Interpretive Summary: Growing evidence suggests that increased plasma homocysteine is correlated with an increased risk of cardiovascular disease. There are several nutrients (vitamin B12 and folic acid, for example) that are important for the metabolism of homocysteine. Homocysteine is derived from the essential amino acid methionine. Deficiencies of these nutrients can result in a marked increase in plasma homocysteine and hence, an increased risk of cardiovascular disease. Thus, it is important to know what other dietary factors can influence the plasma concentration of homocysteine. We show that dietary selenium can affect the concentration of plasma and tissue homocysteine in laboratory rats; a lower selenium status results in a lower concentration of tissue and plasma homocysteine. Along with the decreases in tissue and plasma homocysteine, as a result of low dietary selenium, are changes in the metabolism of homocysteine and hence methionine metabolism. For example, selenium deficiency results in a decrease in the activity of one liver enzyme that is important in removing homocysteine by converting it back into methionine. This does not result in a detrimental increase in plasma homocysteine because another route of homocysteine degradation is apparently increased. Because of this, the concentration of tissue and plasma cysteine, another important amino acid in methionine metabolism, is decreased. Thus, although the decrease in plasma and tissue homocysteine as a result of selenium deficiency may appear beneficial, the concomitant decrease in plasma and tissue cysteine may be detrimental. Also, a basal level of homocysteine is needed. The results suggest that selenium deprivation is detrimental to the metabolism of methionine.
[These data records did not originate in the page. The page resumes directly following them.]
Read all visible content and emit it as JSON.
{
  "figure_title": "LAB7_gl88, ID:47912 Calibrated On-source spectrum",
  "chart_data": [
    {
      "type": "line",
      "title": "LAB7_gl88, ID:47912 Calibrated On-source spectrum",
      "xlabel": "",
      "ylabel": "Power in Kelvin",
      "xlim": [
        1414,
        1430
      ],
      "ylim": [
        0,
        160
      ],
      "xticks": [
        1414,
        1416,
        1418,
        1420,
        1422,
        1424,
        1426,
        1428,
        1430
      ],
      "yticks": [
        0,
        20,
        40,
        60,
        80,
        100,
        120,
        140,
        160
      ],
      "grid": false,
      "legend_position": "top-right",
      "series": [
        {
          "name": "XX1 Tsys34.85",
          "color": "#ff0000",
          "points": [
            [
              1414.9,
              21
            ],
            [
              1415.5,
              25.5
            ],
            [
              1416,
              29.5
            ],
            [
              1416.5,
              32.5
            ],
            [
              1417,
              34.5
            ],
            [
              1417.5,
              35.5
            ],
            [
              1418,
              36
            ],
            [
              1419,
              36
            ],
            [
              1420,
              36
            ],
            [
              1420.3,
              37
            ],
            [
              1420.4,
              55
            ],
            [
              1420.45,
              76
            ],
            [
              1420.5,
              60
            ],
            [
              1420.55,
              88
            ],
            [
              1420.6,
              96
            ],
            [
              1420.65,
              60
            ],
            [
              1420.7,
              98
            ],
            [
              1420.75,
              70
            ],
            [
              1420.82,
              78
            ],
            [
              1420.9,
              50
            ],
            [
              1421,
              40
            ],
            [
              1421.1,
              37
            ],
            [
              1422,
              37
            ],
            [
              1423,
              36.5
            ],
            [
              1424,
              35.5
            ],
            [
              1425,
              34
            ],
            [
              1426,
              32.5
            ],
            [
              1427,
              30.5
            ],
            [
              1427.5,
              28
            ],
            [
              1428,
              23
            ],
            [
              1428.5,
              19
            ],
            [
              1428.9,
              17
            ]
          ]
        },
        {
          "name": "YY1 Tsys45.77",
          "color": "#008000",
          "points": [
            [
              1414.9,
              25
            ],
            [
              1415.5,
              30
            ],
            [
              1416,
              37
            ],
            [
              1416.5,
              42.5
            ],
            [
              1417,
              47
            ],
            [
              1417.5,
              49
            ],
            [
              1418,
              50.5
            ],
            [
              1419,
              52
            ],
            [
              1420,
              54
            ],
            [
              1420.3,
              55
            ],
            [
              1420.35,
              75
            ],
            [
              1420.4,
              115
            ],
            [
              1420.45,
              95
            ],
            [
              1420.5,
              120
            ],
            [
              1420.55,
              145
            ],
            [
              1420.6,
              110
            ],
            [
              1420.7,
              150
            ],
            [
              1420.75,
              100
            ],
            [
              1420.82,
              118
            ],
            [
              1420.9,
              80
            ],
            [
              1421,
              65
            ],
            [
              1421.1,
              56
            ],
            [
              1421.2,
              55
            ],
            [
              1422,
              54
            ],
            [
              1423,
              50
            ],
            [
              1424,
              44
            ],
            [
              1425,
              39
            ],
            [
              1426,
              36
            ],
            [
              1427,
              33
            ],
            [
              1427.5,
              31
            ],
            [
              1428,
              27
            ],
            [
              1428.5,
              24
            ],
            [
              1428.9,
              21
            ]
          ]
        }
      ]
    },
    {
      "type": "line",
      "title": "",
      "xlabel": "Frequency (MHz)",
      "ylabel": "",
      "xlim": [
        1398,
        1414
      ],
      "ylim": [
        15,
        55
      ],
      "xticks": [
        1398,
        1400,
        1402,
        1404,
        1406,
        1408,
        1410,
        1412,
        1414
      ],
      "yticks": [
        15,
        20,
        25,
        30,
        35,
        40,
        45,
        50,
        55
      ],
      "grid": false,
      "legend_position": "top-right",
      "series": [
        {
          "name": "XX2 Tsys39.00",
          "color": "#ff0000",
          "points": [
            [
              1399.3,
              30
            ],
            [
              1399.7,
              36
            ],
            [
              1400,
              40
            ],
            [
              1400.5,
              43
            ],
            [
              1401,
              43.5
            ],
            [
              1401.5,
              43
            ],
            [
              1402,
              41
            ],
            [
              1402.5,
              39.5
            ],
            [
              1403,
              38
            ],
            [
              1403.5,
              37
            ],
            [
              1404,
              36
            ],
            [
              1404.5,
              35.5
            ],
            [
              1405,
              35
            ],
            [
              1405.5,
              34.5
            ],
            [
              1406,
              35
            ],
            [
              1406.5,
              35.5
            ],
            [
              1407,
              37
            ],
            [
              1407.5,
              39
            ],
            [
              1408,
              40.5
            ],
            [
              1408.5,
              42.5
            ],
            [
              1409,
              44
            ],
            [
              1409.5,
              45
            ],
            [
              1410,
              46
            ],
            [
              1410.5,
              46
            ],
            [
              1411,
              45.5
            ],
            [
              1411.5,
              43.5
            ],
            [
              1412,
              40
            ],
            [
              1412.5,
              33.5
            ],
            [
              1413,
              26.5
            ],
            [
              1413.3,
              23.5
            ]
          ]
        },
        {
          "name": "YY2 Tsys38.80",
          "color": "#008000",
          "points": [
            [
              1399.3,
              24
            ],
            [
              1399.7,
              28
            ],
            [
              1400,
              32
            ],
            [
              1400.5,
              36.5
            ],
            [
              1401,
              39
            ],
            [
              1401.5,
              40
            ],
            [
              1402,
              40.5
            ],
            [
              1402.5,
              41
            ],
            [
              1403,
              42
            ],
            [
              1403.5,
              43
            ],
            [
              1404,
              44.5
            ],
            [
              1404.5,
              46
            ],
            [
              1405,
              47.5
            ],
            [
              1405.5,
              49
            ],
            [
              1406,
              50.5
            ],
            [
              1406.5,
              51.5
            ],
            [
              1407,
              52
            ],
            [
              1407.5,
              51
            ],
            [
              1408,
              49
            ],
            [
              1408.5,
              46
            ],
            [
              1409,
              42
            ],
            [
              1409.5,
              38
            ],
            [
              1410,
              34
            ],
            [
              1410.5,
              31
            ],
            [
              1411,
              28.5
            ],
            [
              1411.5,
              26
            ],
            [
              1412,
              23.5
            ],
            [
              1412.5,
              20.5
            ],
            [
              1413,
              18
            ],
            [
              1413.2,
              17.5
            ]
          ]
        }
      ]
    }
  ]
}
Technical Abstract: The present study determined the effect of graded amounts of dietary selenium on plasma and tissue parameters of methionine metabolism including homocysteine. Male weanling Fisher-344 rats were fed a selenium-deficient (<2 ng Se/g diet), torula yeast-based diet, supplemented with 0 (selenium deficient), 0.02 (deficient-marginal deficient), 0.05 (marginal deficient- marginal adequate) or 0.1 ug (adequate) selenium (as selenite)/g diet. After 61 d plasma total homocysteine and cysteine were significantly (p<0.0001) decreased and glutathione significantly (p<0.0001) increased by selenium deprivation. The concentration of homocysteine in kidney and heart was decreased (p=0.02) by selenium deficiency. Urinary inorganic sulfate was not affected by dietary selenium. The activities of liver betaine homocysteine methyltransferase, methionine synthase, S-adenosylmethionine synthase, and cystathionine synthase were determined; selenium deficiency affected only betaine homocysteine methyltransferase, which was decreased (p<0.0001). The ratios of plasma free reduced homocysteine (or cysteine) to free oxidized homocysteine (or cysteine) or to total homocysteine (or cysteine) were increased by selenium deprivation suggesting that selenium deprivation affects the normally tightly controlled redox status of these thiols. Although the mechanism leading to a decrease in plasma homocysteine as a result of selenium deficiency is unknown, it is evident that selenium status can affect methionine metabolism while apparently not greatly affecting the net flux of methionine to inorganic sulfate. The metabolic consequences of a marked decrease in plasma homocysteine are smaller but significant decreases in tissue homocysteine are not known.